Rail lines reopened at Port of Sunderland after 20 years
The Secretary of State for Transport, Patrick McLoughlin MP, paid a visit to a North East port to witness its rail lines being used for the first time in more than two decades.
Mr McLoughlin was among those at the Port of Sunderland to see a locomotive run on its newly connected rail lines, as part of a trial run organised with DB Schenker Rail UK and Network Rail. The lines will soon be used for commercial operations.
The use of the lines for a light engine trial followed work by Network Rail to reinstate the former line into the port during December and January. The work is a boost to the import and export credentials of the port, which is at the heart of the North East coastline.
Port director Matthew Hunt identified that the trial with DB Schenker Rail UK, using its Class 66 locomotive, was a significant moment for the port, after 20 years without links to the national rail network.
He said: “It’s fantastic to once again have rail connections at Port of Sunderland.
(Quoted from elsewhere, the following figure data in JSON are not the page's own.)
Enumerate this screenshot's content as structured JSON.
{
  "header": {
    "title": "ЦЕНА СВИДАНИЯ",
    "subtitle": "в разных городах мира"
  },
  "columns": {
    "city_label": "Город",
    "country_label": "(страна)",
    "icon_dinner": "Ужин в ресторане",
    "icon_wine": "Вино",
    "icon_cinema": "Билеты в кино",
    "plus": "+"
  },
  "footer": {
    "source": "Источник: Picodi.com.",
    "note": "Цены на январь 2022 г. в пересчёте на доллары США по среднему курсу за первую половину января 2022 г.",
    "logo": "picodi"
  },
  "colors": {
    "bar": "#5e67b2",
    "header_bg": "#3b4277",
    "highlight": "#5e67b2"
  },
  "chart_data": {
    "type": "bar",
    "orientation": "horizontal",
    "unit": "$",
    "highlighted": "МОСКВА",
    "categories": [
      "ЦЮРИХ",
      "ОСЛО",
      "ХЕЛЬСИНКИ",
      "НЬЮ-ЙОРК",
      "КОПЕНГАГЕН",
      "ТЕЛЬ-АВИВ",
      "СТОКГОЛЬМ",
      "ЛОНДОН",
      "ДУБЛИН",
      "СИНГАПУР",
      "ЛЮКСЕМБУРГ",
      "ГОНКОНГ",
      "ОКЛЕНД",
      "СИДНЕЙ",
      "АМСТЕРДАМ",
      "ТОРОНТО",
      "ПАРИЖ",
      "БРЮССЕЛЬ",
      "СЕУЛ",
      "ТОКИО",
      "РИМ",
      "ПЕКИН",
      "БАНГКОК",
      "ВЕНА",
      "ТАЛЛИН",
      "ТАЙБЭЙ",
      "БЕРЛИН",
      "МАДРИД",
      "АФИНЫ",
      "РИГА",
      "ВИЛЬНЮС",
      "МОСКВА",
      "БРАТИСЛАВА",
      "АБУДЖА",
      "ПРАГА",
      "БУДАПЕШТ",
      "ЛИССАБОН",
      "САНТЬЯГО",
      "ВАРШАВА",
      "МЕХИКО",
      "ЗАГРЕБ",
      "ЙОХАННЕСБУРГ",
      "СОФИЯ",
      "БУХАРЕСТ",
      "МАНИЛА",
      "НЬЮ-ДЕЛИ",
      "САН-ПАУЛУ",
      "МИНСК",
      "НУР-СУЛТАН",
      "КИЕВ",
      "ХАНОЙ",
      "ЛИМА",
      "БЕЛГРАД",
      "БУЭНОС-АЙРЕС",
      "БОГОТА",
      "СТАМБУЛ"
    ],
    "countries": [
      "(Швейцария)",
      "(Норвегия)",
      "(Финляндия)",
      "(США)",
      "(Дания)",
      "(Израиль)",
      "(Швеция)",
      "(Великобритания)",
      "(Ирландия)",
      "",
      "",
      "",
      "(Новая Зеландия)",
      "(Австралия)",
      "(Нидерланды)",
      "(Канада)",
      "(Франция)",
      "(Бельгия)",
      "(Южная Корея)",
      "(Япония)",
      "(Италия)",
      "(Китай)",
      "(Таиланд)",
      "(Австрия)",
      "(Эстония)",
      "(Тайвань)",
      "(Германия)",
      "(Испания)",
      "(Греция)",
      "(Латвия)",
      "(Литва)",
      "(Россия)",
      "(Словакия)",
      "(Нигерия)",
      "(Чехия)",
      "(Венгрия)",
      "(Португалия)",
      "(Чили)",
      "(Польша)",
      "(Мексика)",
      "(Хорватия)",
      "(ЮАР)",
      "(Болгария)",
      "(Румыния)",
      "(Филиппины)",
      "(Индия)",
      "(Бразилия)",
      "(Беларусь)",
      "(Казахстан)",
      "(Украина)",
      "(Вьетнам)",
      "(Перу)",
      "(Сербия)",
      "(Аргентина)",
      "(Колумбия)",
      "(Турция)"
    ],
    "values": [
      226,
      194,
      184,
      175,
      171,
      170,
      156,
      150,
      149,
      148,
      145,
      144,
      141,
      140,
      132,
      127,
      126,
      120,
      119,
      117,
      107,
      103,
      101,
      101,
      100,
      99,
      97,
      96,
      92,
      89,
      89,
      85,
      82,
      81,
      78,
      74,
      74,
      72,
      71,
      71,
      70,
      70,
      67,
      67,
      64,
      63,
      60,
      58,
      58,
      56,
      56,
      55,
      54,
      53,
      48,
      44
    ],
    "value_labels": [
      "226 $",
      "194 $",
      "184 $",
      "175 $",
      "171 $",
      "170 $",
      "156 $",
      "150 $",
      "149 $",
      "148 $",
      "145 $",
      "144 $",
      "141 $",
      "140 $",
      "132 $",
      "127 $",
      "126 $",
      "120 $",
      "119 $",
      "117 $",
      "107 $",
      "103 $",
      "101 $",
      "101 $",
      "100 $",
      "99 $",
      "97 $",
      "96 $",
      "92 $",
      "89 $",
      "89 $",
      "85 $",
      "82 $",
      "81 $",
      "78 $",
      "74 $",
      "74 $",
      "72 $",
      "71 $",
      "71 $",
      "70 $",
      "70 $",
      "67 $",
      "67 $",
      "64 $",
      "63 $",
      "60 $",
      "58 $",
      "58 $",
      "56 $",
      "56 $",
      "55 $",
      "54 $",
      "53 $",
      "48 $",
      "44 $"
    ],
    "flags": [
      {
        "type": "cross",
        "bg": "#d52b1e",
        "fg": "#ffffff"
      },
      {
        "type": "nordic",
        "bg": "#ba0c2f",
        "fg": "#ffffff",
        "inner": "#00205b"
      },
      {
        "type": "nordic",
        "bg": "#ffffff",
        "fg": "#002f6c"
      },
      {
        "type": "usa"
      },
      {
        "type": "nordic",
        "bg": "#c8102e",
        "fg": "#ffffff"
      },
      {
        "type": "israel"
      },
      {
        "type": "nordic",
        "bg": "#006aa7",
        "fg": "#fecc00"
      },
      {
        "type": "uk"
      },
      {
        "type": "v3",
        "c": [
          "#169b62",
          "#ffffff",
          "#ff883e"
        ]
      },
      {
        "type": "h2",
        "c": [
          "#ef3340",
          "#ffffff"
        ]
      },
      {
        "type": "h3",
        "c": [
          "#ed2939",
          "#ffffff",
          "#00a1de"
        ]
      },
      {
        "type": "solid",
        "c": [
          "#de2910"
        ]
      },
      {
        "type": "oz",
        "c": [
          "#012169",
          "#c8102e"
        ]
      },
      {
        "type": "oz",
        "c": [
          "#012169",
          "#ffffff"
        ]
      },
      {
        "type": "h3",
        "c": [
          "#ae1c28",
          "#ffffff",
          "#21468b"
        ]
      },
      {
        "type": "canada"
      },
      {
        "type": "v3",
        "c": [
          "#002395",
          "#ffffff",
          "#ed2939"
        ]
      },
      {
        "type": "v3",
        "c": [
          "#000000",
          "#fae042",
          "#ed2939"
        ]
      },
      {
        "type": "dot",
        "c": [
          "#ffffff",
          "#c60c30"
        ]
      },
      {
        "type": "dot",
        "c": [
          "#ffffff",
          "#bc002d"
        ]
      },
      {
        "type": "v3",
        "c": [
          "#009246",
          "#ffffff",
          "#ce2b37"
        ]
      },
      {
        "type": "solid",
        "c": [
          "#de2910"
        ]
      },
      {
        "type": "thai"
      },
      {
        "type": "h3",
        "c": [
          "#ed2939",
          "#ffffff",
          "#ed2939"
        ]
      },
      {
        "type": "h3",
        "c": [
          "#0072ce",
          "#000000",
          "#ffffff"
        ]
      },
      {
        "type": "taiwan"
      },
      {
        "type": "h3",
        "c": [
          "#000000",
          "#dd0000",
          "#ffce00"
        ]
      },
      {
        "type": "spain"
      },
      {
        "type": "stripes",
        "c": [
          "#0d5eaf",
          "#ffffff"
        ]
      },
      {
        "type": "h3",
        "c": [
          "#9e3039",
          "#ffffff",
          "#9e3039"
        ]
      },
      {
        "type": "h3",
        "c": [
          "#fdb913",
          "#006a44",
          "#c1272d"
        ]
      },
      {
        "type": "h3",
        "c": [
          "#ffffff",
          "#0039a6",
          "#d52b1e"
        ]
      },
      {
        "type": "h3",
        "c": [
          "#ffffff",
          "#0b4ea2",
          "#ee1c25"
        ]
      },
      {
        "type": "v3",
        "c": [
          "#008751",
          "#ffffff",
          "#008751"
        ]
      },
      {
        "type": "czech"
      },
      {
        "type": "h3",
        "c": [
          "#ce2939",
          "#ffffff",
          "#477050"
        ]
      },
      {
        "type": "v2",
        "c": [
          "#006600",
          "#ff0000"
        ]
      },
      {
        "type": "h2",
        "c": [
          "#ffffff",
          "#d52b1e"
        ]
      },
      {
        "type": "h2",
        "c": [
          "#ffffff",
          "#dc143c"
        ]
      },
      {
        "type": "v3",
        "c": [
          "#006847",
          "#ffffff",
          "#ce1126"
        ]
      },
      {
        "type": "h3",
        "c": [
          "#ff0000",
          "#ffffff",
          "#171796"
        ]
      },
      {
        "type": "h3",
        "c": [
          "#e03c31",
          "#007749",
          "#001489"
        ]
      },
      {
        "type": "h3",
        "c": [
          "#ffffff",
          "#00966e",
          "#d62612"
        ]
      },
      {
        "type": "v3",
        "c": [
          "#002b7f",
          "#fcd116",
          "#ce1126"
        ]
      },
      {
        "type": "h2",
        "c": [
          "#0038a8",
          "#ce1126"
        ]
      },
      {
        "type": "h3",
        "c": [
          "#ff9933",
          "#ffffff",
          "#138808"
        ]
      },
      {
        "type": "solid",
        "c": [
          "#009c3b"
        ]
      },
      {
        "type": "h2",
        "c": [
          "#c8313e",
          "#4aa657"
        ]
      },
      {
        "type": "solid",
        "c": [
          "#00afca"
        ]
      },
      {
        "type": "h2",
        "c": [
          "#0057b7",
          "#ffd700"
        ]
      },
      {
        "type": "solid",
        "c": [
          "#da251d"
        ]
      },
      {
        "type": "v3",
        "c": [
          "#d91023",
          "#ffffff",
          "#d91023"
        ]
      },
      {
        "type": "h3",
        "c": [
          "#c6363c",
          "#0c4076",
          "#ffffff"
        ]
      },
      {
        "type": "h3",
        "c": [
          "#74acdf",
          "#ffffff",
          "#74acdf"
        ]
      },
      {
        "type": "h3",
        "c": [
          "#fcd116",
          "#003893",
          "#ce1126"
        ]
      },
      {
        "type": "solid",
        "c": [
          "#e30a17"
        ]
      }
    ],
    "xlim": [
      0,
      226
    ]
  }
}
We have always enjoyed great access to open sea, and the port is well placed in terms of its links to major roads and airports.
However, for more than 20 years, Port of Sunderland has not seen any rail traffic coming into its heart. To have lines connected into the port is a huge step forward for us and it really was an important moment for us to see the lines in use once again. It was great to share that with the Transport Secretary too.
Mr McLoughlin added: “As part of the government’s long term economic plan, we are investing record amounts in improving road and rail connections so that ports like Sunderland can realise their full potential and contribute to regional growth.
“The reconnection of the port’s rail link will boost its import and export capabilities significantly. I am proud to see this historic port being put firmly on the map again for freight and maritime projects and gearing up for more business.”
Neil McDonald, head of sales at DB Schenker Rail UK, said: “Britain’s ports are a vital link to overseas markets, but landing cargo in the port is not the end of the journey. Excellent transport links from ports to cities are essential in order for shippers to reach their final customer, and rail ensures low carbon, low congestion transport.
The port, which already has a throughput of more than 700,000 tonnes of cargo each year, has seen almost half a mile of rail lines reconnected by Network Rail, providing a significant boost to its cargo handling capabilities.
As well as the rail connections, the port is set to be boosted still further when work begins on the third Wear crossing later this year. Described as a ‘strategic transport corridor’, the new bridge will better connect the port to trunk roads like the A19 and A1, ensuring that access is as straightforward as possible.